A base level protocol for specifying fees is necessary for agents and service providers. This provides for the negotiation of the invoice for what services will be provided and what payments will be required. Then the invoice is embedded in the payment tx so the service can be held accountable.

Sample Workflows

User to User

In user to user communication the responses may not be immediate as they often require action from the user. If both users are online then they will see the messages instantly so the flow can seem nearly instantaneous.

Initiation

  1. Alice shares a peer channel URL and write token with Bob via a direct message.
  2. Bob posts a Relationship Initiation message to that channel with his public key, peer channel URL, and write token.
  3. Alice responds by posting a message to Bob's peer channel with a Relationship Accept message containing her public key.
  4. Both users verify with each other through external means to ensure they are connected to the correct person. Every transaction from here on is signed by a key derived from the shared base keys so they can be sure where the messages are coming from.

Usage

  1. Bob posts a Purchase Order message to Alice's channel that says he wants to reimburse her for the lunch she just bought him.
  2. Alice responds with an Invoice message that contains an incomplete transaction that pays Alice the correct amount.
  3. Bob completes that transaction, signs it, and posts a Payment message containing the transaction to Alice's channel.
  4. Alice signs any inputs she may have on the transaction and submits the transaction to the Bitcoin network to confirm it is valid and posts a Payment Accept message to Bob's peer channel.
  5. When Alice receives a merkle proof for the transaction she posts a Confirm message containing the merkle proof to Bob's channel.

Peer Channel Service

In user to service communication the service will often be operated by an automated agent so their responses will be immediate, but the user will need to take action on each message on their end.

Initiation

  1. A peer channel service posts their public peer channel URL on their website.
  2. Alice posts a Relationship Initiation message to that channel with her public key and states that she doesn't have any peer channels yet and provides a method to respond.
  3. The peer channel service responds outside of peer channels with a message including a peer channel URL with a read token for Alice to use.
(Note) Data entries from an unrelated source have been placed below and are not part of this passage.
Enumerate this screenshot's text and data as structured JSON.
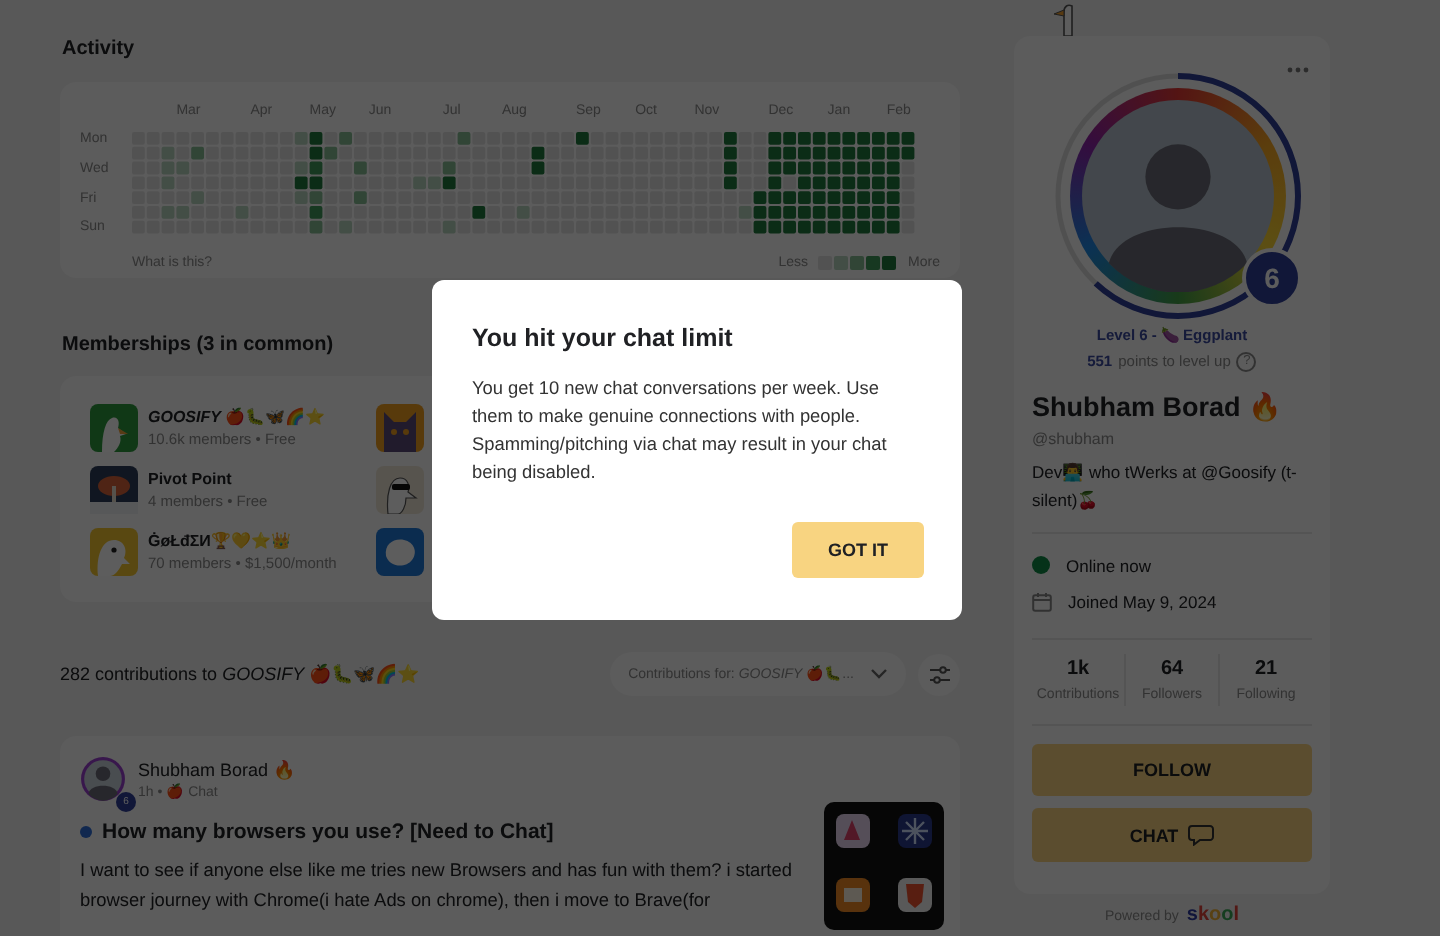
{
  "activity": {
    "title": "Activity",
    "months": [
      "Mar",
      "Apr",
      "May",
      "Jun",
      "Jul",
      "Aug",
      "Sep",
      "Oct",
      "Nov",
      "Dec",
      "Jan",
      "Feb"
    ],
    "day_labels": [
      "Mon",
      "Wed",
      "Fri",
      "Sun"
    ],
    "help_link": "What is this?",
    "legend_less": "Less",
    "legend_more": "More"
  },
  "memberships": {
    "title": "Memberships (3 in common)",
    "items": [
      {
        "name": "*GOOSIFY* 🍎🐛🦋🌈⭐",
        "meta": "10.6k members • Free"
      },
      {
        "name": "Pivot Point",
        "meta": "4 members • Free"
      },
      {
        "name": "ĠøŁđΣИ🏆💛⭐👑",
        "meta": "70 members • $1,500/month"
      }
    ]
  },
  "contributions": {
    "summary": "282 contributions to *GOOSIFY* 🍎🐛🦋🌈⭐",
    "filter": "Contributions for: *GOOSIFY* 🍎🐛..."
  },
  "post": {
    "author": "Shubham Borad 🔥",
    "badge": "6",
    "meta": "1h • 🍎 Chat",
    "unread": true,
    "title": "How many browsers you use? [Need to Chat]",
    "body": "I want to see if anyone else like me tries new Browsers and has fun with them? i started browser journey with Chrome(i hate Ads on chrome), then i move to Brave(for"
  },
  "profile": {
    "badge": "6",
    "progress": {
      "level": 0.62
    },
    "level_name": "Level 6 - 🍆 Eggplant",
    "points": "551",
    "points_text": "points to level up",
    "help": "?",
    "name": "Shubham Borad 🔥",
    "handle": "@shubham",
    "bio": "Dev👨‍💻 who tWerks at @Goosify (t-silent)🍒",
    "online": true,
    "online_text": "Online now",
    "joined": "Joined May 9, 2024",
    "stats": [
      {
        "value": "1k",
        "label": "Contributions"
      },
      {
        "value": "64",
        "label": "Followers"
      },
      {
        "value": "21",
        "label": "Following"
      }
    ],
    "buttons": [
      {
        "label": "FOLLOW",
        "kind": "follow"
      },
      {
        "label": "CHAT",
        "kind": "chat"
      }
    ],
    "powered_by": "Powered by",
    "brand": "skool"
  },
  "modal": {
    "title": "You hit your chat limit",
    "body": "You get 10 new chat conversations per week. Use them to make genuine connections with people. Spamming/pitching via chat may result in your chat being disabled.",
    "button": "GOT IT"
  }
}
Since Alice doesn't know the write token she can't use this channel for anything except receiving messages from the peer channel service. The peer channel service then posts a Relationship Accept message including a public key and a private peer channel URL and write token specific to that relationship.
  4. Alice posts a Request Menu message to the private channel requesting the list of available services and prices.
  5. The peer channel service responds with a Menu message that lists their available services and prices.
  6. Alice chooses the services she wants, creates a Purchase Order message, and posts that to the peer channel.
  7. The peer channel service posts an Invoice message that contains an incomplete transaction the pays them for the services requested.
  8. Alice completes that transaction, signs it, and posts a Payment message containing the transaction to the peer channel.
  9. The peer channel signs any inputs they may have on the transaction and submits the transaction to the Bitcoin network to confirm it is valid and posts a Payment Accept message to Alice's peer channel.
  10. When the peer channel receives a merkle proof for the transaction they post a Confirm message containing the merkle proof to Alice's channel.

Usage

  1. Alice posts a Create Channel message to the peer channel services private channel for their relationship.
  2. The peer channel service posts a Channel Created message containing a new peer channel URL with read and write tokens. If channels are paid for on creation than this can be preceded by an Invoice message and the following procedure, or the channels can be paid on a periodic basis based on quantity, volume, or time.
  3. Alice shares The peer channel URL and write token with Bob to start a new channels relationship.